IR sobre dividendos do Simples Nacional é barrado por liminar
IR sobre dividendos do Simples Nacional foi suspenso por decisão da 26ª Vara Cível Federal de São Paulo, que proibiu a retenção de 10% de Imposto de Renda Pessoa Física sobre valores distribuídos aos sócios do escritório Rocchi & Neves Advogados Associados, optante pelo regime simplificado.
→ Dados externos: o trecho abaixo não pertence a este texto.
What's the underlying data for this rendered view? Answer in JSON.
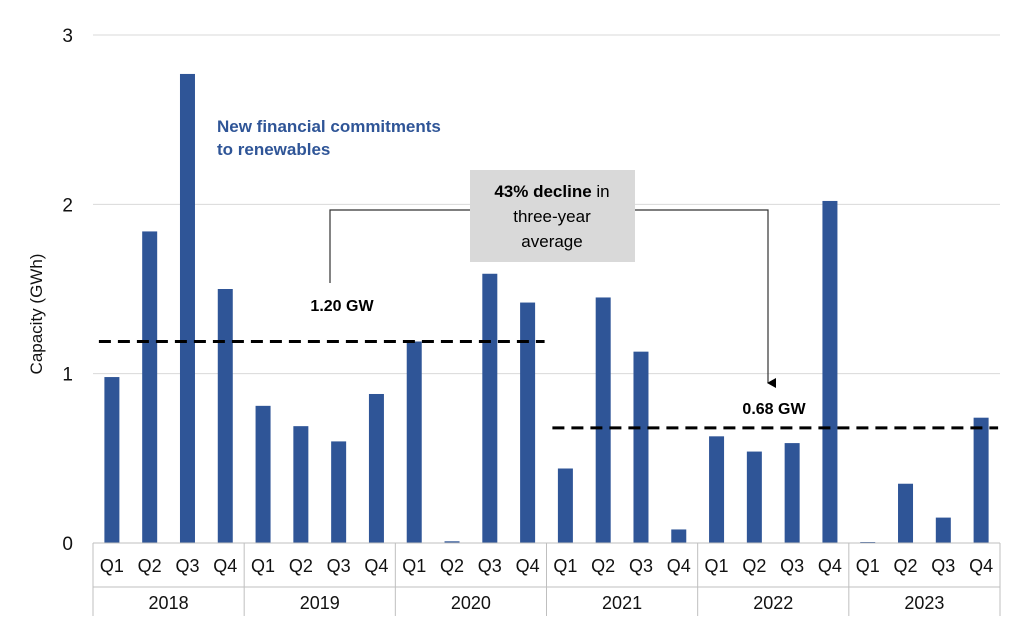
{
  "chart_data": {
    "type": "bar",
    "ylabel": "Capacity (GWh)",
    "ylim": [
      0,
      3
    ],
    "yticks": [
      0,
      1,
      2,
      3
    ],
    "grid": true,
    "bar_color": "#2f5597",
    "groups": [
      {
        "label": "2018",
        "quarters": [
          "Q1",
          "Q2",
          "Q3",
          "Q4"
        ]
      },
      {
        "label": "2019",
        "quarters": [
          "Q1",
          "Q2",
          "Q3",
          "Q4"
        ]
      },
      {
        "label": "2020",
        "quarters": [
          "Q1",
          "Q2",
          "Q3",
          "Q4"
        ]
      },
      {
        "label": "2021",
        "quarters": [
          "Q1",
          "Q2",
          "Q3",
          "Q4"
        ]
      },
      {
        "label": "2022",
        "quarters": [
          "Q1",
          "Q2",
          "Q3",
          "Q4"
        ]
      },
      {
        "label": "2023",
        "quarters": [
          "Q1",
          "Q2",
          "Q3",
          "Q4"
        ]
      }
    ],
    "values": [
      0.98,
      1.84,
      2.77,
      1.5,
      0.81,
      0.69,
      0.6,
      0.88,
      1.19,
      0.01,
      1.59,
      1.42,
      0.44,
      1.45,
      1.13,
      0.08,
      0.63,
      0.54,
      0.59,
      2.02,
      0.0,
      0.35,
      0.15,
      0.74
    ],
    "series_label": {
      "line1": "New financial commitments",
      "line2": "to renewables"
    },
    "averages": [
      {
        "label": "1.20 GW",
        "value": 1.19,
        "from_index": 0,
        "to_index": 11
      },
      {
        "label": "0.68 GW",
        "value": 0.68,
        "from_index": 12,
        "to_index": 23
      }
    ],
    "annotation": {
      "bold": "43% decline",
      "line1_rest": " in",
      "line2": "three-year",
      "line3": "average"
    }
  }
}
Entenda a origem da cobrança
A tributação contestada passou a valer com a Lei nº 15.270/2025. A norma determinou imposto de 10% sobre dividendos superiores a R$ 50 mil mensais ou R$ 600 mil anuais e, ao mesmo tempo, elevou a faixa de isenção do IRPF para rendimentos de até R$ 5 mil por mês. A lei previa ainda que a distribuição isenta de dividendos poderia ocorrer apenas até o fim de 2025, prazo estendido posteriormente por liminar concedida pelo Supremo Tribunal Federal.
Argumentos do escritório beneficiado
Na ação (processo nº 5002505-76.2026.4.03.6100), o escritório sustentou que a Lei Complementar nº 123/2006, que criou o Simples Nacional, garante isenção de Imposto de Renda sobre dividendos pagos a sócios de micro e pequenas empresas. Segundo a defesa, uma lei ordinária — como a de 2025 — não poderia restringir benefício previsto em lei complementar.
Fundamentos da decisão
A juíza Sílvia Figueiredo Marques acolheu a tese. Ela enfatizou que a Constituição exige tratamento diferenciado às microempresas mediante lei complementar, o que impede que lei ordinária altere o regime. Para a magistrada, permitir a incidência do imposto violaria a hierarquia normativa e a lógica constitucional que ampara o Simples Nacional. O risco de autuação fiscal, caso o recolhimento fosse mantido, reforçou a urgência da medida liminar.
Posição da Fazenda Nacional
Em nota, a Procuradoria-Geral da Fazenda Nacional defendeu a legalidade da cobrança. O órgão argumenta que o tributo incide sobre a renda pessoal do sócio, não sobre a empresa, e portanto não afetaria o regime simplificado. A PGFN acredita que a constitucionalidade da Lei nº 15.270/2025 será confirmada nas instâncias superiores.
Possíveis efeitos para outros negócios
O advogado Flávio Rocchi Jr. pretende estender a tese a outros clientes no Simples Nacional. Especialistas veem a decisão como precedente relevante, embora ressaltem que o tema aguarda análise definitiva do STF, prevista para este mês, em ações diretas de inconstitucionalidade que discutem a mesma matéria.
Enquanto o Supremo não define a questão, micro e pequenas empresas podem acompanhar o debate para avaliar eventuais medidas judiciais.